Weesie maintains that there was no question of softness during her training. In 2018, also after studying law, she began her training as an officer in the navy. “When I ‘came up’—started, so to speak—we went to Texel. That's means sleeping outside, crawling through the mud, and no phone. You build up real camaraderie with your ‘bak’—that’s what it is called in the navy, those in ‘your year.’ I still go to weddings of ‘bakmates’ now. Besides, you have to learn to deal with the still fairly hierarchical structure within the military. Janssen agrees. “With my student background, I still sometimes had discussions with instructors. The army quickly strips you of that overly critical attitude.”
Naval instructor
Weesie herself now teaches law at the navy in Den Helder to aspiring officers. “I still have a year of ‘after-service,’ the mandatory service within the Department of Defense following training.” In doing so, she finds it inspiring to interact with new students. “It's so crazy that often they weren't even born during 9/11. While politics always affects the navy, my classes are purely legal, I always say. Defense is a tool of the government.”
Although the navy does not carry a political role, it does have responsibility, she discovered this past year during her training at the UvA. “You learn, for example, that if a soldier is late too often, they can be prosecuted under criminal law.” In times of war, a soldier can even be sentenced to prison for too many absences as a result.
War
Van der Vliet feels just as much responsibility. “When I am in the car in this uniform, I can not drive too fast.” Likewise, Janssen argues, on public transportation. Just today I was in uniform on the streetcar when a man became unwell. Then I have to be the first to offer first aid and stay with him until he is taken to the hospital, even if there are already a lot of people there.
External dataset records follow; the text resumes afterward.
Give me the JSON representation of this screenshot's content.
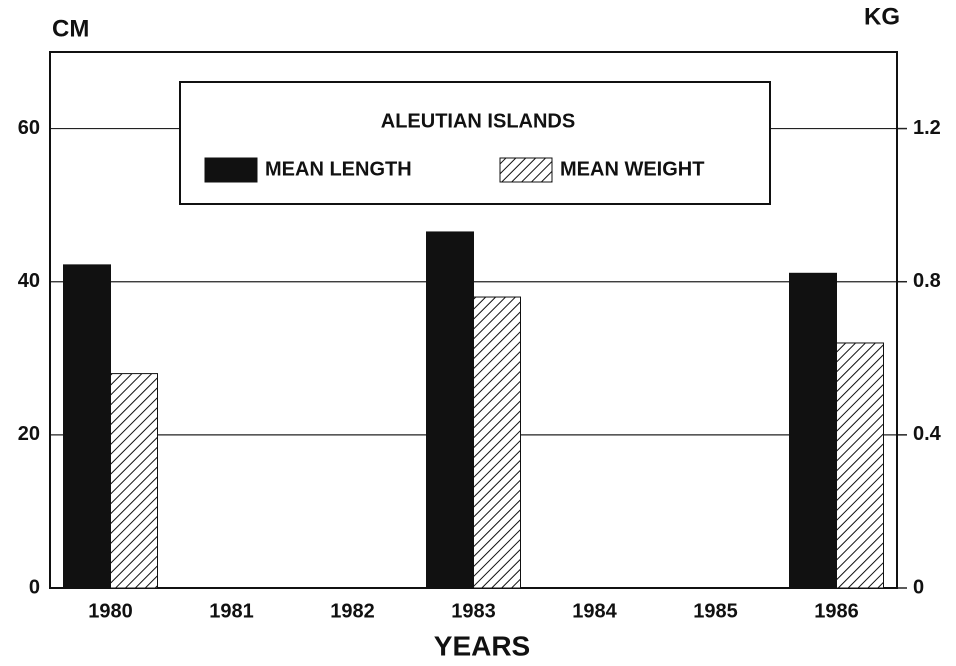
{
  "chart_data": {
    "type": "bar",
    "y_label": "CM",
    "y2_label": "KG",
    "x_label": "YEARS",
    "legend_title": "ALEUTIAN ISLANDS",
    "categories": [
      "1980",
      "1981",
      "1982",
      "1983",
      "1984",
      "1985",
      "1986"
    ],
    "series": [
      {
        "name": "MEAN LENGTH",
        "color": "#111111",
        "hatch": false,
        "values": [
          42.2,
          null,
          null,
          46.5,
          null,
          null,
          41.1
        ]
      },
      {
        "name": "MEAN WEIGHT",
        "color": "#111111",
        "hatch": true,
        "axis": "y2",
        "values": [
          0.56,
          null,
          null,
          0.76,
          null,
          null,
          0.64
        ]
      }
    ],
    "ylim": [
      0,
      70
    ],
    "yticks": [
      0,
      20,
      40,
      60
    ],
    "y2lim": [
      0,
      1.4
    ],
    "y2ticks": [
      0,
      0.4,
      0.8,
      1.2
    ],
    "grid": true
  }
}
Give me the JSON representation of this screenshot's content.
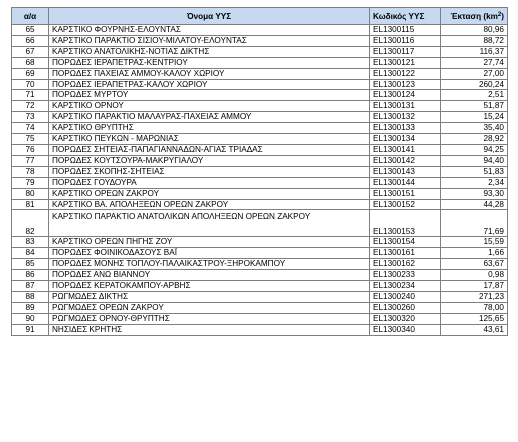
{
  "table": {
    "headers": {
      "num": "α/α",
      "name": "Όνομα ΥΥΣ",
      "code": "Κωδικός ΥΥΣ",
      "area": "Έκταση (km",
      "area_sup": "2",
      "area_close": ")"
    },
    "rows": [
      {
        "num": "65",
        "name": "ΚΑΡΣΤΙΚΟ ΦΟΥΡΝΗΣ-ΕΛΟΥΝΤΑΣ",
        "code": "EL1300115",
        "area": "80,96"
      },
      {
        "num": "66",
        "name": "ΚΑΡΣΤΙΚΟ ΠΑΡΑΚΤΙΟ ΣΙΣΙΟΥ-ΜΙΛΑΤΟΥ-ΕΛΟΥΝΤΑΣ",
        "code": "EL1300116",
        "area": "88,72"
      },
      {
        "num": "67",
        "name": "ΚΑΡΣΤΙΚΟ ΑΝΑΤΟΛΙΚΗΣ-ΝΟΤΙΑΣ ΔΙΚΤΗΣ",
        "code": "EL1300117",
        "area": "116,37"
      },
      {
        "num": "68",
        "name": "ΠΟΡΩΔΕΣ ΙΕΡΑΠΕΤΡΑΣ-ΚΕΝΤΡΙΟΥ",
        "code": "EL1300121",
        "area": "27,74"
      },
      {
        "num": "69",
        "name": "ΠΟΡΩΔΕΣ ΠΑΧΕΙΑΣ ΑΜΜΟΥ-ΚΑΛΟΥ ΧΩΡΙΟΥ",
        "code": "EL1300122",
        "area": "27,00"
      },
      {
        "num": "70",
        "name": "ΠΟΡΩΔΕΣ ΙΕΡΑΠΕΤΡΑΣ-ΚΑΛΟΥ ΧΩΡΙΟΥ",
        "code": "EL1300123",
        "area": "260,24"
      },
      {
        "num": "71",
        "name": "ΠΟΡΩΔΕΣ ΜΥΡΤΟΥ",
        "code": "EL1300124",
        "area": "2,51"
      },
      {
        "num": "72",
        "name": "ΚΑΡΣΤΙΚΟ ΟΡΝΟΥ",
        "code": "EL1300131",
        "area": "51,87"
      },
      {
        "num": "73",
        "name": "ΚΑΡΣΤΙΚΟ ΠΑΡΑΚΤΙΟ ΜΑΛΑΥΡΑΣ-ΠΑΧΕΙΑΣ ΑΜΜΟΥ",
        "code": "EL1300132",
        "area": "15,24"
      },
      {
        "num": "74",
        "name": "ΚΑΡΣΤΙΚΟ ΘΡΥΠΤΗΣ",
        "code": "EL1300133",
        "area": "35,40"
      },
      {
        "num": "75",
        "name": "ΚΑΡΣΤΙΚΟ ΠΕΥΚΩΝ - ΜΑΡΩΝΙΑΣ",
        "code": "EL1300134",
        "area": "28,92"
      },
      {
        "num": "76",
        "name": "ΠΟΡΩΔΕΣ ΣΗΤΕΙΑΣ-ΠΑΠΑΓΙΑΝΝΑΔΩΝ-ΑΓΙΑΣ ΤΡΙΑΔΑΣ",
        "code": "EL1300141",
        "area": "94,25"
      },
      {
        "num": "77",
        "name": "ΠΟΡΩΔΕΣ ΚΟΥΤΣΟΥΡΑ-ΜΑΚΡΥΓΙΑΛΟΥ",
        "code": "EL1300142",
        "area": "94,40"
      },
      {
        "num": "78",
        "name": "ΠΟΡΩΔΕΣ ΣΚΟΠΗΣ-ΣΗΤΕΙΑΣ",
        "code": "EL1300143",
        "area": "51,83"
      },
      {
        "num": "79",
        "name": "ΠΟΡΩΔΕΣ ΓΟΥΔΟΥΡΑ",
        "code": "EL1300144",
        "area": "2,34"
      },
      {
        "num": "80",
        "name": "ΚΑΡΣΤΙΚΟ ΟΡΕΩΝ ΖΑΚΡΟΥ",
        "code": "EL1300151",
        "area": "93,30"
      },
      {
        "num": "81",
        "name": "ΚΑΡΣΤΙΚΟ ΒΑ. ΑΠΟΛΗΞΕΩΝ ΟΡΕΩΝ ΖΑΚΡΟΥ",
        "code": "EL1300152",
        "area": "44,28"
      },
      {
        "num": "82",
        "name": "ΚΑΡΣΤΙΚΟ ΠΑΡΑΚΤΙΟ ΑΝΑΤΟΛΙΚΩΝ ΑΠΟΛΗΞΕΩΝ ΟΡΕΩΝ ΖΑΚΡΟΥ",
        "code": "EL1300153",
        "area": "71,69",
        "tall": true
      },
      {
        "num": "83",
        "name": "ΚΑΡΣΤΙΚΟ ΟΡΕΩΝ ΠΗΓΗΣ ΖΟΥ",
        "code": "EL1300154",
        "area": "15,59"
      },
      {
        "num": "84",
        "name": "ΠΟΡΩΔΕΣ ΦΟΙΝΙΚΟΔΑΣΟΥΣ ΒΑΪ",
        "code": "EL1300161",
        "area": "1,66"
      },
      {
        "num": "85",
        "name": "ΠΟΡΩΔΕΣ ΜΟΝΗΣ ΤΟΠΛΟΥ-ΠΑΛΑΙΚΑΣΤΡΟΥ-ΞΗΡΟΚΑΜΠΟΥ",
        "code": "EL1300162",
        "area": "63,67"
      },
      {
        "num": "86",
        "name": "ΠΟΡΩΔΕΣ ΑΝΩ ΒΙΑΝΝΟΥ",
        "code": "EL1300233",
        "area": "0,98"
      },
      {
        "num": "87",
        "name": "ΠΟΡΩΔΕΣ ΚΕΡΑΤΟΚΑΜΠΟΥ-ΑΡΒΗΣ",
        "code": "EL1300234",
        "area": "17,87"
      },
      {
        "num": "88",
        "name": "ΡΩΓΜΩΔΕΣ ΔΙΚΤΗΣ",
        "code": "EL1300240",
        "area": "271,23"
      },
      {
        "num": "89",
        "name": "ΡΩΓΜΩΔΕΣ ΟΡΕΩΝ ΖΑΚΡΟΥ",
        "code": "EL1300260",
        "area": "78,00"
      },
      {
        "num": "90",
        "name": "ΡΩΓΜΩΔΕΣ ΟΡΝΟΥ-ΘΡΥΠΤΗΣ",
        "code": "EL1300320",
        "area": "125,65"
      },
      {
        "num": "91",
        "name": "ΝΗΣΙΔΕΣ ΚΡΗΤΗΣ",
        "code": "EL1300340",
        "area": "43,61"
      }
    ]
  }
}
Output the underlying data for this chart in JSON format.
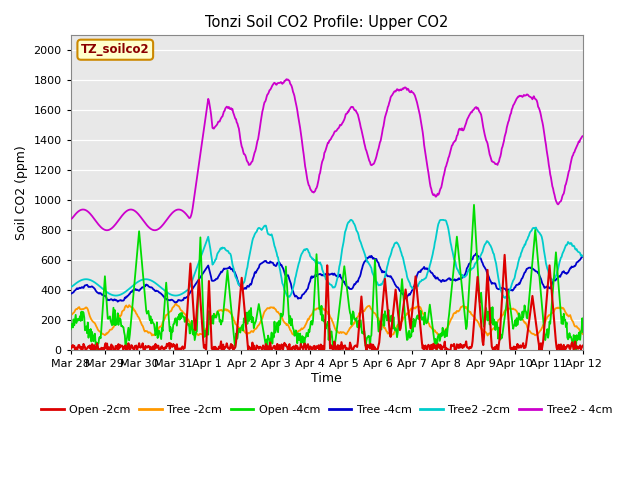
{
  "title": "Tonzi Soil CO2 Profile: Upper CO2",
  "ylabel": "Soil CO2 (ppm)",
  "xlabel": "Time",
  "subtitle_box": "TZ_soilco2",
  "ylim": [
    0,
    2100
  ],
  "fig_bg_color": "#ffffff",
  "plot_bg_color": "#e8e8e8",
  "grid_color": "white",
  "series_colors": {
    "Open -2cm": "#dd0000",
    "Tree -2cm": "#ff9900",
    "Open -4cm": "#00dd00",
    "Tree -4cm": "#0000cc",
    "Tree2 -2cm": "#00cccc",
    "Tree2 - 4cm": "#cc00cc"
  },
  "xtick_labels": [
    "Mar 28",
    "Mar 29",
    "Mar 30",
    "Mar 31",
    "Apr 1",
    "Apr 2",
    "Apr 3",
    "Apr 4",
    "Apr 5",
    "Apr 6",
    "Apr 7",
    "Apr 8",
    "Apr 9",
    "Apr 10",
    "Apr 11",
    "Apr 12"
  ],
  "legend_labels": [
    "Open -2cm",
    "Tree -2cm",
    "Open -4cm",
    "Tree -4cm",
    "Tree2 -2cm",
    "Tree2 - 4cm"
  ]
}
But, the lawyer adds, “eventually I want to do something with responsibility anyway, like advising on human rights or the spectrum of violence in operations.”
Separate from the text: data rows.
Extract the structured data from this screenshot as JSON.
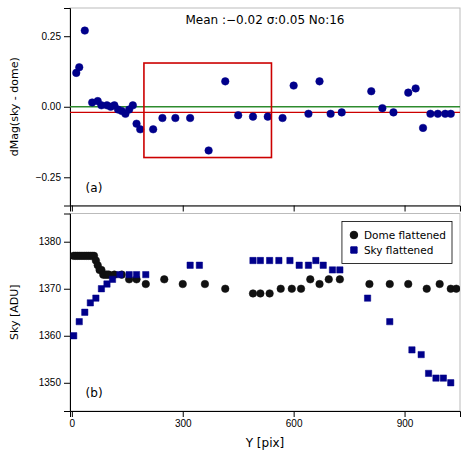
{
  "chart_data": [
    {
      "type": "scatter",
      "title": "Mean :−0.02  σ:0.05  No:16",
      "ylabel": "dMag(sky - dome)",
      "x": [
        12,
        20,
        35,
        55,
        70,
        80,
        95,
        105,
        115,
        125,
        135,
        145,
        155,
        165,
        175,
        185,
        220,
        245,
        280,
        320,
        370,
        415,
        450,
        490,
        530,
        570,
        600,
        640,
        670,
        700,
        730,
        810,
        840,
        870,
        910,
        930,
        950,
        970,
        990,
        1010,
        1025
      ],
      "values": [
        0.12,
        0.14,
        0.27,
        0.015,
        0.02,
        0.005,
        0.005,
        0.0,
        0.005,
        -0.01,
        -0.015,
        -0.025,
        -0.01,
        0.005,
        -0.06,
        -0.08,
        -0.08,
        -0.04,
        -0.04,
        -0.04,
        -0.155,
        0.09,
        -0.03,
        -0.035,
        -0.035,
        -0.04,
        0.075,
        -0.025,
        0.09,
        -0.025,
        -0.02,
        0.055,
        -0.005,
        -0.02,
        0.05,
        0.065,
        -0.075,
        -0.025,
        -0.025,
        -0.025,
        -0.025
      ],
      "color": "#00008b",
      "marker": "circle",
      "reference_lines": [
        {
          "value": 0.0,
          "color": "#2e8b2e"
        },
        {
          "value": -0.02,
          "color": "#cc0000"
        }
      ],
      "region": {
        "x": [
          195,
          540
        ],
        "y": [
          -0.18,
          0.155
        ],
        "color": "#cc0000"
      },
      "annotations": [
        "(a)"
      ],
      "xlim": [
        -5,
        1050
      ],
      "ylim": [
        -0.35,
        0.35
      ],
      "xticks": [
        0,
        300,
        600,
        900
      ],
      "yticks": [
        {
          "value": -0.25,
          "label": "−0.25"
        },
        {
          "value": 0.0,
          "label": "0.00"
        },
        0.25
      ],
      "tick_labels": "y"
    },
    {
      "type": "scatter",
      "xlabel": "Y [pix]",
      "ylabel": "Sky [ADU]",
      "series": [
        {
          "name": "Dome flattened",
          "color": "#111111",
          "marker": "circle",
          "x": [
            5,
            10,
            15,
            20,
            25,
            30,
            35,
            40,
            45,
            50,
            55,
            60,
            65,
            70,
            75,
            80,
            85,
            90,
            95,
            100,
            115,
            135,
            155,
            175,
            200,
            250,
            300,
            360,
            415,
            490,
            510,
            535,
            565,
            595,
            620,
            645,
            670,
            695,
            725,
            805,
            860,
            910,
            960,
            995,
            1025,
            1040
          ],
          "values": [
            1377,
            1377,
            1377,
            1377,
            1377,
            1377,
            1377,
            1377,
            1377,
            1377,
            1377,
            1377,
            1376,
            1375,
            1374,
            1374,
            1373,
            1373,
            1373,
            1373,
            1373,
            1373,
            1372,
            1372,
            1371,
            1372,
            1371,
            1371,
            1370,
            1369,
            1369,
            1369,
            1370,
            1370,
            1370,
            1372,
            1371,
            1372,
            1372,
            1371,
            1371,
            1371,
            1370,
            1371,
            1370,
            1370
          ]
        },
        {
          "name": "Sky flattened",
          "color": "#00008b",
          "marker": "square",
          "x": [
            5,
            20,
            35,
            50,
            65,
            80,
            95,
            110,
            130,
            155,
            175,
            200,
            320,
            345,
            490,
            510,
            535,
            560,
            590,
            615,
            640,
            660,
            680,
            705,
            725,
            800,
            860,
            920,
            945,
            965,
            985,
            1005,
            1025
          ],
          "values": [
            1360,
            1363,
            1365,
            1367,
            1368,
            1370,
            1371,
            1372,
            1373,
            1373,
            1373,
            1373,
            1375,
            1375,
            1376,
            1376,
            1376,
            1376,
            1376,
            1375,
            1375,
            1376,
            1375,
            1374,
            1374,
            1368,
            1363,
            1357,
            1356,
            1352,
            1351,
            1351,
            1350
          ]
        }
      ],
      "legend": "upper right",
      "annotations": [
        "(b)"
      ],
      "xlim": [
        -5,
        1050
      ],
      "ylim": [
        1344,
        1386
      ],
      "xticks": [
        0,
        300,
        600,
        900
      ],
      "yticks": [
        1350,
        1360,
        1370,
        1380
      ]
    }
  ]
}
Those operations are what Weesie likes best about her job. “Sometimes I get to go along on maritime exercises, practicing ‘live’ advice in military law. We go on the ship, first ‘slogging in’—throwing up for a day until you get used to the swells—and sleeping in ship's cabins holding sometimes as many as nine people.” Then Weesie has large-scale training exercises, like the recent one with NATO in Portugal.
Surely such war operations constitute the exciting part of military life for the three. “During my study exchange in the U.S., I saw these armed soldiers standing ready to go to a square as early as six in the morning. Very American, but it attracted me,” said a grinning Janssen. “It's a boyhood dream after all,” Van der Vliet says cheerfully. “Honestly, shooting is just super cool, too.”
But standing at attention at six o'clock in the morning is no longer necessary, according to Van der Vliet. “The real strictness has gone.” His beret now fits properly. “Are you sure?” he asks. “For the military, your weapon has to be plainly visible, you know!”